If You Can’t Find 250 Words to Say About Something, How Can you Sell It?

Last week, I advised a client - paying thousands of dollars to get their site optimized for the search engines - to submit me enough raw content that I can write a bare minimum of 250 words per page (ideally, at least 400).

The response (sadly, not atypical): “Oh, we don’t have that much content. We can get you, maybe 100 words for some of our pages, they’ll have to be even shorter.”

My response: “Say what?” (well, I did think it).

If you cannot find 250 words to say about your product/service on a web page… how well do you really know that product/service? How are you selling it? I doubt your sales pitch - verbally - is less than 250 words.

So, some ideas to bump up that web content, when you hit a wall:

  • Business benefits of the product/service: List ‘em in bullets, as done here (good way visually for web readers to digest info)
  • Examples of clients and/or applications of the product/service, again in bullet list, or not.
  • References to other topics within your website. Internal linking (from one page to another within your same site) is a key component of good SEO anyway.
  • Photos/images - these can be optimized for SEO, too, and adding a caption and/or reference in the body text to the photo(s) will help bump up content.
  • List of partner companies you’ve worked with to make or distribute the product/service.

Oh, and by the way - this post is 250 words. Exactly.

2 comments ↓

#1 Simon on 12.17.08 at 10:49 am

Yes, of course all organizations can come up with content for their sites. It’s just that they can’t (be bothered) to write it all down.

One way to get around that problem is to turn verbal communication (where they have plenty to say) into written communication by recording - on tape - their sales presentation or just a general chat about their business.

Once they get going, they won’t stop talking - and they’ll have enough fodder for hundreds of pages on their website (and their customer newsletters, come to that).

(The only barrier then is for the poor schmuck who has to transcribe and edit the conversations. But I guess that’s your job, Heather :)
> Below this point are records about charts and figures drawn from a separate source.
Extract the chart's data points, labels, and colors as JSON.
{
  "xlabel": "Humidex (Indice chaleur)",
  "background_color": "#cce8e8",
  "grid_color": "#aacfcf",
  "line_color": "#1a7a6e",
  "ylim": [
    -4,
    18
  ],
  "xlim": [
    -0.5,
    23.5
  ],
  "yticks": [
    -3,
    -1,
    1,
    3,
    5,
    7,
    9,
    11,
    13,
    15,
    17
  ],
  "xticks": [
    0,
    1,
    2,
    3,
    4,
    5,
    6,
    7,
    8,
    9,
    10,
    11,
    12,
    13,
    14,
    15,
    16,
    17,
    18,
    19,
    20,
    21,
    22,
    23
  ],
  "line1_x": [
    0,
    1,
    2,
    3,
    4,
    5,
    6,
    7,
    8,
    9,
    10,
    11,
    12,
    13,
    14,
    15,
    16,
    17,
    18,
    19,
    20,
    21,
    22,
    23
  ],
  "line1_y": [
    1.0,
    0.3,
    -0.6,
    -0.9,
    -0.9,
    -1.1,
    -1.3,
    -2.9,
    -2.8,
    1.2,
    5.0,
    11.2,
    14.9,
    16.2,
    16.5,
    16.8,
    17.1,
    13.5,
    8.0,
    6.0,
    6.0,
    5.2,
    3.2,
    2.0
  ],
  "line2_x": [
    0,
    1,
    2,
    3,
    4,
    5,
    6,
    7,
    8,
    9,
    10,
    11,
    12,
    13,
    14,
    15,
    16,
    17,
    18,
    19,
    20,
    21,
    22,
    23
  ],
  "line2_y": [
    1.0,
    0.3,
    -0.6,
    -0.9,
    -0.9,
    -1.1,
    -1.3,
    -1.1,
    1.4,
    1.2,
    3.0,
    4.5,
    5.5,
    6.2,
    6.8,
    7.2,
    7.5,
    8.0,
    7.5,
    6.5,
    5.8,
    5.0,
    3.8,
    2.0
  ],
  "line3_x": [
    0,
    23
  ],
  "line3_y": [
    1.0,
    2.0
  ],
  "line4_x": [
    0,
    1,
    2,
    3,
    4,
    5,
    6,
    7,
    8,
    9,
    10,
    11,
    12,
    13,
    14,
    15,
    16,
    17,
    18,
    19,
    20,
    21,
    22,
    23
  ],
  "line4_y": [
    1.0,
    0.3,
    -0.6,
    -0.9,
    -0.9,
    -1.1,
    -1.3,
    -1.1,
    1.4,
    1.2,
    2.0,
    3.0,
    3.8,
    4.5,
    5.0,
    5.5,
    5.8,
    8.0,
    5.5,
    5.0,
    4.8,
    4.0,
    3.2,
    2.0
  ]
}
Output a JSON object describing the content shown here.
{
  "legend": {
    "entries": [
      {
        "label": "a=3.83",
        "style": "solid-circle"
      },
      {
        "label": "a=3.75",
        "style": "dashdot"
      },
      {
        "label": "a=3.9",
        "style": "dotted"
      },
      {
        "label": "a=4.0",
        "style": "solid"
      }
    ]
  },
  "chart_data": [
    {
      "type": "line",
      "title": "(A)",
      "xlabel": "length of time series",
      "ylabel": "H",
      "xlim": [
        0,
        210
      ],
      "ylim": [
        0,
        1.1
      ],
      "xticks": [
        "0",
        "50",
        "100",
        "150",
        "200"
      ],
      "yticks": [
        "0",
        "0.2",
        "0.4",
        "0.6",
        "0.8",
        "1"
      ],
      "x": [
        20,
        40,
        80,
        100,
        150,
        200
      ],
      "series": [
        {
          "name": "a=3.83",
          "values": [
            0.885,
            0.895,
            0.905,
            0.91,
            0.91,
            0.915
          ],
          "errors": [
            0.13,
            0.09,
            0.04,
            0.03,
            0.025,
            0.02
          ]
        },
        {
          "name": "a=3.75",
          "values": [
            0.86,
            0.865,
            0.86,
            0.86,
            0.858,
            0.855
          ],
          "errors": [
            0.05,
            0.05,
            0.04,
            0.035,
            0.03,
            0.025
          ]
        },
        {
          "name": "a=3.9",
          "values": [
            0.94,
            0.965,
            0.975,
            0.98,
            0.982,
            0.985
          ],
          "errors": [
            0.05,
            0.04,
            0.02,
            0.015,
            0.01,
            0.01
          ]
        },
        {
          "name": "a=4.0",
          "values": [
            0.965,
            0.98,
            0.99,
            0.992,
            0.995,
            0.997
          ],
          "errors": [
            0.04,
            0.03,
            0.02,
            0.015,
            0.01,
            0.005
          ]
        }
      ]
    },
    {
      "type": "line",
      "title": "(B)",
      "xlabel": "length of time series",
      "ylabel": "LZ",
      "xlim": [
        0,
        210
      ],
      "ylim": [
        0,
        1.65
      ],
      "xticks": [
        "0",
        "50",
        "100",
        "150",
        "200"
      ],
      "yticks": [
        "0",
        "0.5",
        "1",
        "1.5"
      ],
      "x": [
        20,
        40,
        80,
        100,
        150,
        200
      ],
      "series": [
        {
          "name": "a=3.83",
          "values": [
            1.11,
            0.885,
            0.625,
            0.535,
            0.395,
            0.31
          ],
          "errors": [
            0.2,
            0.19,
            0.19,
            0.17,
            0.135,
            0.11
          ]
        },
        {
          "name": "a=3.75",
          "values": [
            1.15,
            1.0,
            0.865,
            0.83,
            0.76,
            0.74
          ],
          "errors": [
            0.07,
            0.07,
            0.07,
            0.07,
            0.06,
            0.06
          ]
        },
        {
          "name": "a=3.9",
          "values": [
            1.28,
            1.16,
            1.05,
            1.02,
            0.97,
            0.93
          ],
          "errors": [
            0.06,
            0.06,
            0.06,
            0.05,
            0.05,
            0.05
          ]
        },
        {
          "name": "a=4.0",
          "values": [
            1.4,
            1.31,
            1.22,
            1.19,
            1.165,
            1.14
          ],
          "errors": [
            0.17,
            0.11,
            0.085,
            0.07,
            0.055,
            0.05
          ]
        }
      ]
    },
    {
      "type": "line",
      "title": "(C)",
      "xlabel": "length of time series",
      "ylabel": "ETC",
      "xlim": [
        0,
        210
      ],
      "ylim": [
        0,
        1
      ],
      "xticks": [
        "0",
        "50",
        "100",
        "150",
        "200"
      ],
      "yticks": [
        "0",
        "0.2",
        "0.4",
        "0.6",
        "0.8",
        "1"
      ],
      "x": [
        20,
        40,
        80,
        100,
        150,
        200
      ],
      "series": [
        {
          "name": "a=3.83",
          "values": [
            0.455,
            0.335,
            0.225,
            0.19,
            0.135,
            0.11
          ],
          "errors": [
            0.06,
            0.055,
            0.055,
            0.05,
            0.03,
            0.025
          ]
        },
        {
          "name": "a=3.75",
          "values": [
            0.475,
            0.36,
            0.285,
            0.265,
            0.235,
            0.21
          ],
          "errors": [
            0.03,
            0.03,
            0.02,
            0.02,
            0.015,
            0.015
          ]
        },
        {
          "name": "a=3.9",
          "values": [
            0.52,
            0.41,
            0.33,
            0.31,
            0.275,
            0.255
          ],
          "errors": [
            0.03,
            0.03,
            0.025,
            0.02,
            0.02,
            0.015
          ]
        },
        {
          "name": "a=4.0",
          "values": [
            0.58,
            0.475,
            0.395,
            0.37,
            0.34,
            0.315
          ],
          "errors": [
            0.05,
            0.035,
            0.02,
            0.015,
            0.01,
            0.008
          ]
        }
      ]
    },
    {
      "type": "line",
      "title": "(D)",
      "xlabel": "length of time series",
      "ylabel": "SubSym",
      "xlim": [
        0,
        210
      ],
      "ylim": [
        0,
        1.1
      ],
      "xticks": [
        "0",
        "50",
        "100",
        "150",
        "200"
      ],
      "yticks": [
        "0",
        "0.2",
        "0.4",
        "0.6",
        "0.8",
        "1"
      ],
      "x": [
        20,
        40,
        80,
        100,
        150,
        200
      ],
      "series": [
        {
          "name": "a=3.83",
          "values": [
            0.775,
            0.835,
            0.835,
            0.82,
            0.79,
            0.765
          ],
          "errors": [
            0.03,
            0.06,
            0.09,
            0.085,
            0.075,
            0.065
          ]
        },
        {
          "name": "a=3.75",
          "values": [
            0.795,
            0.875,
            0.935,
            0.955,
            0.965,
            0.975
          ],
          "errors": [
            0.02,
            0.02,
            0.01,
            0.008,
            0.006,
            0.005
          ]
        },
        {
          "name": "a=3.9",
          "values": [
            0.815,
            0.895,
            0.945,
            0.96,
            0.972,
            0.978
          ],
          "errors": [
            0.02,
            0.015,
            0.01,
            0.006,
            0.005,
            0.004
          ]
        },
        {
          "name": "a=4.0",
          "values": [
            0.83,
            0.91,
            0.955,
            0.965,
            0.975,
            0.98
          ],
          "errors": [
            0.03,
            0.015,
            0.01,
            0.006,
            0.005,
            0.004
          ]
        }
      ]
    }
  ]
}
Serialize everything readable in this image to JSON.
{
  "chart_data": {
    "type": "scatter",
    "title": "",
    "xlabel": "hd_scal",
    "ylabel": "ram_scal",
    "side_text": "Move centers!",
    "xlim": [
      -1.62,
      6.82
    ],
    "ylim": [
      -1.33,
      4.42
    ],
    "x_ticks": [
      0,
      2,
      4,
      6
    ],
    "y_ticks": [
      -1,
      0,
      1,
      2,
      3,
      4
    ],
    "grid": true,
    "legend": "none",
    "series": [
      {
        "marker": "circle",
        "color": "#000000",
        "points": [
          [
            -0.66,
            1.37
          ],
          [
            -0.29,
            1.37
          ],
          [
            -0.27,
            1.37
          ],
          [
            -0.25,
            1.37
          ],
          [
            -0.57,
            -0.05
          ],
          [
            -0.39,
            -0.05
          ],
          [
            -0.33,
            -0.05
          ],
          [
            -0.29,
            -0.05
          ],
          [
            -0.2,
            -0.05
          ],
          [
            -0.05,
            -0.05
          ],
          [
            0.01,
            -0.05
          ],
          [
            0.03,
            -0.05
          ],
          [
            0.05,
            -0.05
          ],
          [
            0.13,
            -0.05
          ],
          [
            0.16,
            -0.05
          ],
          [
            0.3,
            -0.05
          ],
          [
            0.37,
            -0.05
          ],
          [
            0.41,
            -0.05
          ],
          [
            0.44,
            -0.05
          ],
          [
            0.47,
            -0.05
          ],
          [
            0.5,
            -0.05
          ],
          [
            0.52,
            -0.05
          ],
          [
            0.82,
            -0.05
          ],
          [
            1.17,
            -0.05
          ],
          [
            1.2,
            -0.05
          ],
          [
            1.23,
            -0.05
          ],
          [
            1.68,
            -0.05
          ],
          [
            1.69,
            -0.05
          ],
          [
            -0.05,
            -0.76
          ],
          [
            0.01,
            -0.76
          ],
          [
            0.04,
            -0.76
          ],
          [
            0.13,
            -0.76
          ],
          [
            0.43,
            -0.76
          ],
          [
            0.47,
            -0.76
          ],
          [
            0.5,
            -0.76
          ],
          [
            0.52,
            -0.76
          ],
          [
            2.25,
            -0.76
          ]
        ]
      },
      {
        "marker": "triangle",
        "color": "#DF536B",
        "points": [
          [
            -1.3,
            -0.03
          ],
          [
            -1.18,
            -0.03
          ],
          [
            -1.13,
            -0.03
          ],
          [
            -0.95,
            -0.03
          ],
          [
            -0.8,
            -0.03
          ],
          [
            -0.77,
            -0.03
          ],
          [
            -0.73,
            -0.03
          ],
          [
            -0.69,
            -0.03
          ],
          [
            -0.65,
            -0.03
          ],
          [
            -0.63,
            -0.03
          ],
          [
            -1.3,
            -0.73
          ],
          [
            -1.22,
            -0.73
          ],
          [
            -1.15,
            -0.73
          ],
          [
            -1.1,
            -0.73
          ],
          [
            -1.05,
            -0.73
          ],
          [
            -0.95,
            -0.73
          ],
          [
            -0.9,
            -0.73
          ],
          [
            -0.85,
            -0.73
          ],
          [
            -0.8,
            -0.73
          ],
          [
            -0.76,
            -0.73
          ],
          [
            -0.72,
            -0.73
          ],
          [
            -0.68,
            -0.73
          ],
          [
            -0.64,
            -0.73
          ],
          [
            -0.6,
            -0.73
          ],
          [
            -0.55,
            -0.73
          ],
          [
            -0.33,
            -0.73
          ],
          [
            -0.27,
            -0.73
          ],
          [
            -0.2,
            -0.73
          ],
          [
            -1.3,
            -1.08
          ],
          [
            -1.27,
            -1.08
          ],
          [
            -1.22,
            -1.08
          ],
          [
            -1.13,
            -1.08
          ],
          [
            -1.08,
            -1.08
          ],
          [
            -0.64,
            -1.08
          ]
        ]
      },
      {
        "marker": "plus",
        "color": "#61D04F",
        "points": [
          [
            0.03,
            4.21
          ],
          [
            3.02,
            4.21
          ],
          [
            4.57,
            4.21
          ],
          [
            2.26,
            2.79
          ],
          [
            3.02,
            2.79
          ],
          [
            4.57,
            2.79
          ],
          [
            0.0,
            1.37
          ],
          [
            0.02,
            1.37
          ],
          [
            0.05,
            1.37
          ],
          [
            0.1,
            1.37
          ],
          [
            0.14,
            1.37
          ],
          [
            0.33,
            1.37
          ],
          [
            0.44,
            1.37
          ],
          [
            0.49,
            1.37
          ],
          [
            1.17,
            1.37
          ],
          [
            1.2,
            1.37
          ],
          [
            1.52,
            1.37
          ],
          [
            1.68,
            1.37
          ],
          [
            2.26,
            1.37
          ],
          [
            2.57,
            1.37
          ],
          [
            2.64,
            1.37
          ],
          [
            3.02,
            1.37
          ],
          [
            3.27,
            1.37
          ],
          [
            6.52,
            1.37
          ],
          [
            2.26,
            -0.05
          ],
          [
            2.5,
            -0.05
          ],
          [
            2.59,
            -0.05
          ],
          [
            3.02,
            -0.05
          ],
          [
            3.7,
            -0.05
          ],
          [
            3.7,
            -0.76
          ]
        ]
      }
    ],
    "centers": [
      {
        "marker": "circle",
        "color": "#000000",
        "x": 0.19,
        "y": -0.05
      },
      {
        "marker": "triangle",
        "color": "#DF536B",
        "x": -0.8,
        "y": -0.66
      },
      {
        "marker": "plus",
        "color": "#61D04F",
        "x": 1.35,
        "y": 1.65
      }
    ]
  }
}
#2 heather on 12.17.08 at 11:02 am

Funny you should say that; I had tremendous luck sitting across from the desk of one busy small biz owner and typing on my Macbook while he chatted - for 8 hours (!) and then wrote that up, mixing in the keyword research I did for his business subject. He was thrilled since “all his biz info is my head” as he told me. Sure it cost him a bit more than if he sent me emails, pdfs, etc. to grab copy from, but it nailed exactly what he wanted to say… with the added benefit of getting his “voice” right, so important in great web writing.